Dr Bibbins-Domingo:You’re reminding me of a piece that I saw about prompts for images in global health. The images that it generated, even when the prompts were specifically designed with a more equitable framing in mind, continued to have a White doctor in an African village. That was the image on a global health stage.

Dr Mate:We’ve got to find a way, and this is not easy, to ensure that training data are free of bias; doing the hard work of sampling the training data so that we understand what biases might be present and then to eliminate it. In the case of health care, maybe oversampling specific communities that are disproportionately affected by a particular issue or condition. And also conducting the kind of postmarket surveillance of algorithms so when we deploy something, when an algorithm becomes adopted, we should verify that it’s producing the kind of equitable improvements that we hope it might. And if it doesn’t, retooling the algorithm so that it does and not being afraid to do that as a community of scientists and scholars.

Dr Bibbins-Domingo:I know at JAMA we are trying to apply in many ways the same lens that we usually do to new advances. We want to see the science, to see it in clinical settings, to see the outcomes, and then to interrogate it across the principles that are important—in this case equity.

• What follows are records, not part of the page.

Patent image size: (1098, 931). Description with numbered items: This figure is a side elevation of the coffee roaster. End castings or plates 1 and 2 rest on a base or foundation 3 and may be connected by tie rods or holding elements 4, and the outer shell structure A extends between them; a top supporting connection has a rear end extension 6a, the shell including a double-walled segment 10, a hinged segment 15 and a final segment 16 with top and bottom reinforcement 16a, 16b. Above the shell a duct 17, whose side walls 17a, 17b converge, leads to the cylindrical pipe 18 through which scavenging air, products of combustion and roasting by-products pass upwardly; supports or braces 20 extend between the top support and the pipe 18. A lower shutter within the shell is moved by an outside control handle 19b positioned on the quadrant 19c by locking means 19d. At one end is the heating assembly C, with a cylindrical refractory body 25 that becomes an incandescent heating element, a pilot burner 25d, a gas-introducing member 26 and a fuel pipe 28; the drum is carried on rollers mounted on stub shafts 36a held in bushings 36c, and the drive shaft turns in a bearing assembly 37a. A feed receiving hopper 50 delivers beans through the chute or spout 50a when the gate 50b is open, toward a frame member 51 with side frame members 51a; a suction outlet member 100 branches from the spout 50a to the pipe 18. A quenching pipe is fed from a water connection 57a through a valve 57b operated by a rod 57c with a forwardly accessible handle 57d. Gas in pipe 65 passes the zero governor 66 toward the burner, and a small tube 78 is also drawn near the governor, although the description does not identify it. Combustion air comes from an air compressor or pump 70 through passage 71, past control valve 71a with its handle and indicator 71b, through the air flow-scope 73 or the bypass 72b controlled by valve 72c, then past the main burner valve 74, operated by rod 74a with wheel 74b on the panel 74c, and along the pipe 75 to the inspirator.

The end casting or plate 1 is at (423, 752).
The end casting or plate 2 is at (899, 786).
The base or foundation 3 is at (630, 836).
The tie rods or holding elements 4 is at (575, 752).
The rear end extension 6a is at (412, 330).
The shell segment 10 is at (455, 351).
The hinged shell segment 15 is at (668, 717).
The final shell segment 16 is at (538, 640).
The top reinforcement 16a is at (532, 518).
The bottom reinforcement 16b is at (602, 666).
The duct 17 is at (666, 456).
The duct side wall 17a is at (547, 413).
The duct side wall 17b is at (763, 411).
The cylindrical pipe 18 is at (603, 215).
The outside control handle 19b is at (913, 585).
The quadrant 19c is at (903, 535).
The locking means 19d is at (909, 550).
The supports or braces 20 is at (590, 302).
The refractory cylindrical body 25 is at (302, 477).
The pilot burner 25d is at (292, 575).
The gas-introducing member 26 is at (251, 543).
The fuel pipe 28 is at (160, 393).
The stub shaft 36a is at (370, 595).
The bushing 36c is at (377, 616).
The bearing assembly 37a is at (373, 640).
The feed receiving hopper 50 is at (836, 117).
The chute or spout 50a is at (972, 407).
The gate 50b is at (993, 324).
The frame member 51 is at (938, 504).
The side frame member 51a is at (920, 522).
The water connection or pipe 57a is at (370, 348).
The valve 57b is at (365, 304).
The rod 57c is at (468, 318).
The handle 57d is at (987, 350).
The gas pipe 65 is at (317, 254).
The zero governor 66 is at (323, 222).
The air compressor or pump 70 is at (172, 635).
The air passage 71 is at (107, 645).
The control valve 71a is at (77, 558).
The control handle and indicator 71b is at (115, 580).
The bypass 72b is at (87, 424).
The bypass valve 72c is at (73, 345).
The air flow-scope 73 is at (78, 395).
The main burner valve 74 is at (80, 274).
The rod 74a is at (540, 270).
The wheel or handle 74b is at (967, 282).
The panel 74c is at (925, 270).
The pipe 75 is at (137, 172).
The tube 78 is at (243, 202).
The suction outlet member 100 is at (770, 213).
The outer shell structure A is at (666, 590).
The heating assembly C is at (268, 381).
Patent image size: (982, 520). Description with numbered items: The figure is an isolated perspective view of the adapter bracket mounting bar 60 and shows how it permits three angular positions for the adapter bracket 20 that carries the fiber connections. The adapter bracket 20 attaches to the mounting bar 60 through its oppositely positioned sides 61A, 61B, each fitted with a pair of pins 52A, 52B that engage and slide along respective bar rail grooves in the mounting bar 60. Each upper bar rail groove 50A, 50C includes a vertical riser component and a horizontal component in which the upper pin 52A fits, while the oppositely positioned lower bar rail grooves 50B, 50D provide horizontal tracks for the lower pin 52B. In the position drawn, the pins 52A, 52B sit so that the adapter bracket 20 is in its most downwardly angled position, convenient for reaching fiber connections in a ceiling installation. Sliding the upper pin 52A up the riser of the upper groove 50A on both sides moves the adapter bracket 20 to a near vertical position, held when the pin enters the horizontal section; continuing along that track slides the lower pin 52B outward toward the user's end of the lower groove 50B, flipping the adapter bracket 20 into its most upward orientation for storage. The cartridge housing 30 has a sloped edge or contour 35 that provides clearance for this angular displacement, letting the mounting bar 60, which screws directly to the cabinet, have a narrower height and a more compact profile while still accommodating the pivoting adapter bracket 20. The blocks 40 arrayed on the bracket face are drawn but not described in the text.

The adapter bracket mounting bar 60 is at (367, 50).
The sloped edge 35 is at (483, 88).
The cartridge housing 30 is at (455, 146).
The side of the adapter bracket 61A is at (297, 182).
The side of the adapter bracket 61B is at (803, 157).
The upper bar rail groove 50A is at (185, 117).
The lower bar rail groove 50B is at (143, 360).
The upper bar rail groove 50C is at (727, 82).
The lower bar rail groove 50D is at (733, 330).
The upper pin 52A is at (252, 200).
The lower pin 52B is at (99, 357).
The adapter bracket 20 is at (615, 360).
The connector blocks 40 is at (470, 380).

Dr Mate:I was really excited to see the call for papers that JAMA issued. And I appreciate this balance of sensitivity to speed as the field evolves so fast but also a focus on sound science. I think that’s just a tension we’re all going to have to live with, wanting to make sure that we actually produce good science but also respecting that the field is advancing at breakneck speed at the moment.

Published Online: October 11, 2023. doi:10.1001/jama.2023.19293

Conflict of Interest Disclosures: Dr Mate reported being a member of the scientific advisory board for Spindletop Capital Management, an advisor for Blue Heron Capital, and on the Board of Directors of HIVE Networks.